El problema no es la religión per sé, sino la amenaza contra la libre determinación de las personas a tener sus propias creencias, uno de los aspectos torales del liberalismo, así como el uso de las creencias religiosas de la gente con fines políticos. La religión es un asunto privado de las personas y el gobierno no debería priorizar alguna visión religiosa sobre las demás o sobre el deseo de no ejercer una.

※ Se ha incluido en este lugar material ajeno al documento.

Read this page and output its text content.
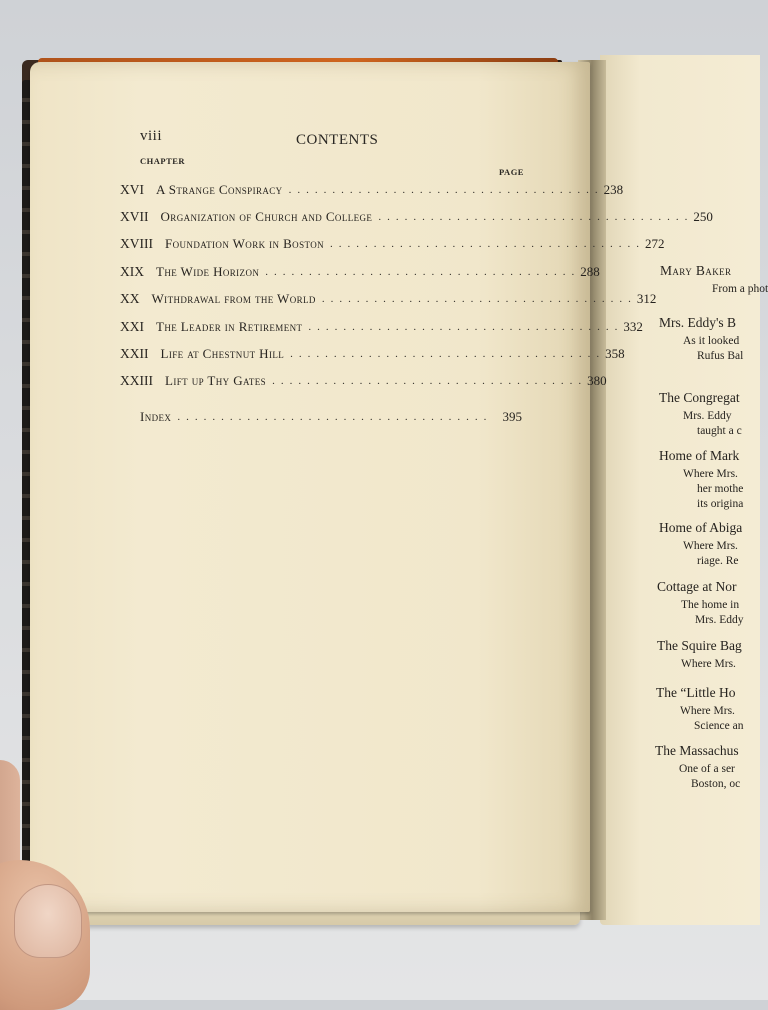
viii	CONTENTS
CHAPTER
PAGE
XVI A Strange Conspiracy .................................... 238
XVII Organization of Church and College .................................... 250
XVIII Foundation Work in Boston .................................... 272
XIX The Wide Horizon .................................... 288
XX Withdrawal from the World .................................... 312
XXI The Leader in Retirement .................................... 332
XXII Life at Chestnut Hill .................................... 358
XXIII Lift up Thy Gates .................................... 380
Index .................................... 395
Mary Baker
From a phot
Mrs. Eddy's B
As it looked
Rufus Bal
The Congregat
Mrs. Eddy
taught a c
Home of Mark
Where Mrs.
her mothe
its origina
Home of Abiga
Where Mrs.
riage. Re
Cottage at Nor
The home in
Mrs. Eddy
The Squire Bag
Where Mrs.
The “Little Ho
Where Mrs.
Science an
The Massachus
One of a ser
Boston, oc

Ciertamente, Eduardo Verástegui no es fascista, pero este tipo de conservadurismo holista que él promueve sí puede insertarse dentro del espectro de las ultraderechas. Definirlo como ultraderecha en este caso no es algo incorrecto.
Conclusión
Tal vez no erren quienes ven con preocupación que en el futuro este tipo de líderes puedan ganar relevancia. Sin embargo, es complicado que Verástegui cobre relevancia en estas elecciones (si es que llegara a juntar las firmas) ya que el panorama sociopolítico y los clivajes salientes no terminan de fomentar una oposición entre conservadurismos y progresismos, sino que más bien están absorbidos en ellos. Ambas corrientes se encuentran traslapadas en los clivajes confrontados. Es decir, tanto en el electorado oficialista como en el opositor existen corrientes tanto conservadoras como progresistas.
Esta elección será entre autoritarismo y democracia, o visto desde una perspectiva oficialista, entre el pueblo y los «conservadores privilegiados» (nótese que el significante «conservador» promovido por el régimen poco tiene que ver con el conservadurismo del que he estado hablando en este texto). Sin embargo es posible que en el futuro el conflicto entre progresismo y conservadurismo pueda cobrar relevancia, sobre todo cuando se vuelva más relevante que el conflicto actual. En un escenario así, una figura como Eduardo Verástegui sí que podría tener mucho mayor pero que al que hoy puede aspirar.